Attorneys for Cumming and Forsyth County are pressing ahead with negotiations on a new water contract and an agreement on how to share local option sales tax revenue.
Neither Dana Miles, the city attorney, nor his county counterpart, Ken Jarrard, would comment on specifics of the governments’ mediation sessions, which were held Monday and Tuesday in Cumming.
Miles did say, however, that both sides are continuing in those efforts.
“We’re working toward a resolution and the mediation is ongoing,” he said Tuesday night after the Cumming City Council meeting.
“Mr. Jarrard and I and the judge and the parties will continue working until we either reach a completed mediation agreement or until we reach an impasse, and we’re not at either yet.”
Jarrard offered a similar position Wednesday.
“The city-county formal mediation sessions are completed, but the mediation process remains ongoing and the mediator has not released the parties,” Jarrard said.
“Therefore, though the process remains confidential, I can state that both the city and county are continuing to work together in good faith and the mediator is on standby to assist when and if needed.”
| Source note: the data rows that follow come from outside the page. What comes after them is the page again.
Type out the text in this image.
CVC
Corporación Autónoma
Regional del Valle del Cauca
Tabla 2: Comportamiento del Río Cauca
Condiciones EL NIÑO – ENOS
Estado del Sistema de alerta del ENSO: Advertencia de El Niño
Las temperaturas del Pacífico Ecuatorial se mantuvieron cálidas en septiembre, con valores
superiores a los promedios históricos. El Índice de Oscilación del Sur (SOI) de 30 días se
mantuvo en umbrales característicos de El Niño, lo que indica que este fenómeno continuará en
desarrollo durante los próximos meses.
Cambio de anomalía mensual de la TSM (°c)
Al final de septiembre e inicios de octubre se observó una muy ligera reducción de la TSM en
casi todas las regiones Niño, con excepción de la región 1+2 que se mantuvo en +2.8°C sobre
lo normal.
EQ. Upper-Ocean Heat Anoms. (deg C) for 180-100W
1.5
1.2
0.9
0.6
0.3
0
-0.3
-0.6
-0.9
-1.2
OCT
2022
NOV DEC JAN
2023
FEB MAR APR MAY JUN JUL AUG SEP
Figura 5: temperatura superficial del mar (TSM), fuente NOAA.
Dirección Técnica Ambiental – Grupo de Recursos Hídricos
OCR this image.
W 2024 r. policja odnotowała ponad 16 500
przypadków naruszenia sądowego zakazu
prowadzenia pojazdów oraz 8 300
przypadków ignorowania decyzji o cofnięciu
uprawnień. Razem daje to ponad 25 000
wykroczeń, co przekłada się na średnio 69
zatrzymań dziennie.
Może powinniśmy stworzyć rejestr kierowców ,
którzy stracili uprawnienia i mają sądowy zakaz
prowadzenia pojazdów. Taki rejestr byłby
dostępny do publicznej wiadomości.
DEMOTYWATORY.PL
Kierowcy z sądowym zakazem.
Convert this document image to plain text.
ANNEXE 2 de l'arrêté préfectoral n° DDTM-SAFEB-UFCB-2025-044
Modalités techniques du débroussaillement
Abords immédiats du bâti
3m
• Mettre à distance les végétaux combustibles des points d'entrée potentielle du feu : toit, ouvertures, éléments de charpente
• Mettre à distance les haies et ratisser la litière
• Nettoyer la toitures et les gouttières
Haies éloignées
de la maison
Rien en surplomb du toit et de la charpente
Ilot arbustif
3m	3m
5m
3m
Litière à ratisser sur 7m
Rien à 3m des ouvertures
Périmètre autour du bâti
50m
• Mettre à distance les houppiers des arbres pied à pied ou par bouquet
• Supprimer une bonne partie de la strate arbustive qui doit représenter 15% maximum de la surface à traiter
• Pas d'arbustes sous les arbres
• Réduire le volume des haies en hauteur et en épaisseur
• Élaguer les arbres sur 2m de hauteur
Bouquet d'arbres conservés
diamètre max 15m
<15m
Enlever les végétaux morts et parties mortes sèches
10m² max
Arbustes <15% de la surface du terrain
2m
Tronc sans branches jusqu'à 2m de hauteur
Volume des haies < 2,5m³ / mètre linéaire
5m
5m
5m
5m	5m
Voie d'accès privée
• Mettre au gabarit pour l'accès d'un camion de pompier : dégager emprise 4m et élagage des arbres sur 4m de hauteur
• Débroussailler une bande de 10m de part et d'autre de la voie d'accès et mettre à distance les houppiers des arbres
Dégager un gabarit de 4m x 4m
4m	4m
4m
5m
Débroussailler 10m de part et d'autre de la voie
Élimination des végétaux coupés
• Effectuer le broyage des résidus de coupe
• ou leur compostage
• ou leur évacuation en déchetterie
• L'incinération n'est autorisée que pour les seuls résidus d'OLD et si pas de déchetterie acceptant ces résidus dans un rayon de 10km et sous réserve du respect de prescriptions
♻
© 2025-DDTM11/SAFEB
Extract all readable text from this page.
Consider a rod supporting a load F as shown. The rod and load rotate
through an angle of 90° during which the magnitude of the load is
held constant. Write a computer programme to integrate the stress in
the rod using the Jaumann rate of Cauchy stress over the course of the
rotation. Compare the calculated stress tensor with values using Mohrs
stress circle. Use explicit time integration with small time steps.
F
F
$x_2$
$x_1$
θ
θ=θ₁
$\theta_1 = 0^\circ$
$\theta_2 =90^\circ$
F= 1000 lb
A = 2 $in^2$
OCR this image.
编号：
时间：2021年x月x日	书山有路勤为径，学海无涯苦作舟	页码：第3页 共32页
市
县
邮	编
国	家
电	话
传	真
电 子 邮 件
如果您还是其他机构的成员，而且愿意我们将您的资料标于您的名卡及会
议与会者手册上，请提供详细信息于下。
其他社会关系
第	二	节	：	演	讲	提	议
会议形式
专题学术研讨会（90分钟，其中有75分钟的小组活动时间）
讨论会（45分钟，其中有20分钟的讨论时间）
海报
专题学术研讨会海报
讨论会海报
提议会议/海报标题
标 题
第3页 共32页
The LOST split between the two governments was scheduled to be the focus of the mediation session Monday. On Tuesday, officials were to take up the water contract dispute.
Both talks were mediated by former Georgia Chief Justice Norman Fletcher, whose fee will be shared in an amount determined the parties.
Attorneys had deemed the sessions exempt from the open meetings act, so both were held behind closed doors.
However, no potential agreements are binding until approved in open meetings by both parties.
The LOST issue centers on how to divide the 1-percent sales tax revenue, which currently goes 85 percent to the county and 15 percent to the city.
The tax is designed to roll back property taxes, and stays in place for 10-year periods if a county and its cities agree to have it and set the revenue division. The lone city in Forsyth County is Cumming.
The tax split, which is based primarily on services provided, must be negotiated by year’s end.
State laws set requirements for the process, and Forsyth and Cumming did not meet the August deadline for direct renegotiation and therefore entered the mediation phase.
The water dispute revolves involves finalizing details of an informal agreement reached in the spring for a city-county water contract.
Forsyth has a permit allocation from the Georgia Environmental Protection, but no way to draw water from Lake Lanier.
As a result, it purchases most of its untreated as well as some treated water from Cumming.
Unless a deal is reached, Cumming Mayor H. Ford Gravitt has directed that sales of untreated water to the county will stop on Oct. 31.
The county would still be able to buy treated water at a higher rate to provide its customers.
Staff writer Jennifer Sami contributed to this report.